Personal information
- Full name: Antoni Grover
- Date of birth: 11 March 1980 (age 45)
- Original team(s): South Fremantle (WAFL)
- Draft: No 32, 1999 rookie draft, Fremantle
- Height: 189 cm (6 ft 2 in)
- Weight: 98 kg (216 lb)
- Position(s): Defender

Playing career^{1}
- Years: Club / Games (Goals)
- 1999: South Fremantle / 17 (2)
- 1999–2012: Fremantle / 202 (27)
- 2000–2013: Subiaco / 35 (13)
- Total:  / 254 (42)

Representative team honours
- Years: Team / Games (Goals)
- 2005–2007: Indigenous All-Stars / 2
- ^{1} Playing statistics correct to the end of 2012.

Career highlights
- Fremantle Life Member: 2009; Fremantle 25 since ‘95 Team;

= Antoni Grover =

Australian rules footballer, born 1980

Antoni Grover (born 11 March 1980) is an Australian rules footballer who played as a defender for the Fremantle Football Club.
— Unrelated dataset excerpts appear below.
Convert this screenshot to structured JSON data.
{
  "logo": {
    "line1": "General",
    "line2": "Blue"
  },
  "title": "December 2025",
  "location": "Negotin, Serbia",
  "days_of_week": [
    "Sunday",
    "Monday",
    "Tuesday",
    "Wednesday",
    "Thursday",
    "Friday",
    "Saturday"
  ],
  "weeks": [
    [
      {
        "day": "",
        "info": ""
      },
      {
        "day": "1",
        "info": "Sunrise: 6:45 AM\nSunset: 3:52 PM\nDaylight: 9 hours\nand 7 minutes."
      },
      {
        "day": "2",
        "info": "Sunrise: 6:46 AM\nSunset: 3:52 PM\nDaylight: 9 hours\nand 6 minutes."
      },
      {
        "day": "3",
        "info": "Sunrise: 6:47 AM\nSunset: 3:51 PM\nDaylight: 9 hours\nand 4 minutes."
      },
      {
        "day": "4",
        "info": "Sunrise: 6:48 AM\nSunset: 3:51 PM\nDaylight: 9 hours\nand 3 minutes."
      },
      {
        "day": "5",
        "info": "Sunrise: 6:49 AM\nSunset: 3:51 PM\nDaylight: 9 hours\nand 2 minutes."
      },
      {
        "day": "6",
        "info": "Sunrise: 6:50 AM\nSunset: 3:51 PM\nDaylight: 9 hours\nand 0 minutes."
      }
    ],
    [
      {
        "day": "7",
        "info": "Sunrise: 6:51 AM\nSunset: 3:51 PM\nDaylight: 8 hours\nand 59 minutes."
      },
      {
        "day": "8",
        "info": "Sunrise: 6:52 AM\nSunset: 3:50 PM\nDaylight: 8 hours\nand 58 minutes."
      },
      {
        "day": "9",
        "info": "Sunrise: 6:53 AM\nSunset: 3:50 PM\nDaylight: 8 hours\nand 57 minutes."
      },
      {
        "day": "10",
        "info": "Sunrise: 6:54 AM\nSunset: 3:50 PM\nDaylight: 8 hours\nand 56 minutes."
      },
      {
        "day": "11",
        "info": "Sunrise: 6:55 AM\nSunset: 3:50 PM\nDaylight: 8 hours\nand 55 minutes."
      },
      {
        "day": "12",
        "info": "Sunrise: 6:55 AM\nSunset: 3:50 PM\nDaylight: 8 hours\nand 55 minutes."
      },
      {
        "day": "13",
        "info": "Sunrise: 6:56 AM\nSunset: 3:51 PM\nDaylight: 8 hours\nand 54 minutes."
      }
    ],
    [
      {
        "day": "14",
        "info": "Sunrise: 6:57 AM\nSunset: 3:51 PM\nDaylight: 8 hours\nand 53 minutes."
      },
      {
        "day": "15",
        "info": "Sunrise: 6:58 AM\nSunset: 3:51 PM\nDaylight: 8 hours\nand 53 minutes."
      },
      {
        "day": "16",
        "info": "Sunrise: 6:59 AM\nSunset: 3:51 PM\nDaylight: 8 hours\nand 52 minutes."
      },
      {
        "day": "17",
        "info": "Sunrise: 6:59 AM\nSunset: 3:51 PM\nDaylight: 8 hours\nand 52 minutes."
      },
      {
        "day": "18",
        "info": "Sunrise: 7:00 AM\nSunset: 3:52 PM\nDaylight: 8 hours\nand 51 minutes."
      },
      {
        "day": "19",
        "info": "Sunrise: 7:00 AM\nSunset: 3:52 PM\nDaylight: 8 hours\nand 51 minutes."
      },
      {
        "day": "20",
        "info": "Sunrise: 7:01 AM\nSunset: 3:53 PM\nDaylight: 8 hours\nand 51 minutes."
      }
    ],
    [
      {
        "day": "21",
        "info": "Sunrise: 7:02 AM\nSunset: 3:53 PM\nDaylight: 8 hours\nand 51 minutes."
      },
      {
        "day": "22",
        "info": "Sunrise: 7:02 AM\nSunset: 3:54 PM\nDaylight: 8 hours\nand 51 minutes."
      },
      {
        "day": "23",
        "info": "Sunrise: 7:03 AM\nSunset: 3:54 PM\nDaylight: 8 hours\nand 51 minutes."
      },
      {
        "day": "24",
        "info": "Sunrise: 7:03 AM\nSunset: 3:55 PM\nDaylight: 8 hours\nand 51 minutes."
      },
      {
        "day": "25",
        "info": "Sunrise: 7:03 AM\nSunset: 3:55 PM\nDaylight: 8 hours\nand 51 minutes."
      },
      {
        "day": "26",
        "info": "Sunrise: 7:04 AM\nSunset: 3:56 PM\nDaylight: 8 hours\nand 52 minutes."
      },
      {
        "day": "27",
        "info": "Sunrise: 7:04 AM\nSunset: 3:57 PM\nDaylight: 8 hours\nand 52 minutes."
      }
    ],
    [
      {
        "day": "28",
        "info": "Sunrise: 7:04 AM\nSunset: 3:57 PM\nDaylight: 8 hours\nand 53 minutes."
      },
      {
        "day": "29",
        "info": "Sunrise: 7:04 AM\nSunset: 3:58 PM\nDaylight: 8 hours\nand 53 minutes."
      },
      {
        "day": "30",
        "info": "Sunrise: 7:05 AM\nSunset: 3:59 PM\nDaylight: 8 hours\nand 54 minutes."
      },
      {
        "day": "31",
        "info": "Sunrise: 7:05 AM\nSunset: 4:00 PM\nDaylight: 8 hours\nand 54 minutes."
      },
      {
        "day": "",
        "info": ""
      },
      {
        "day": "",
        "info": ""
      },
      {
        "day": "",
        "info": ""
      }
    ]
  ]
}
After being elevated from the rookie list in 1999, he made his debut in round 21 against the Sydney Swans. After this he became an important and consistent performer in his defence, and also had good marking abilities (finishing fifth in the team for general and contested marks in 2005).

In round 4, 2003, Antoni Grover was one of seven indigenous players to represent Fremantle, the most ever to play in a single AFL team. The other indigenous players playing for Fremantle that day were Troy Cook, Jeff Farmer, Des Headland, Roger Hayden, Steven Koops and Dion Woods. This game also saw Fremantle kick its then-highest ever score of 25.17 167.

Grover signed a one-year extension to his contract in October 2010 that allowed him to become one of the few Fremantle players to play 200 games for the club. In 2011 he was the only Fremantle player classified as a veteran on their playing list.
Grover played his 200th game against in round 22 2011, becoming the fifth Docker and first indigenous player to play 200 games for the club.

Grover announced his retirement in 2012, having played 202 games for the Fremantle Football Club.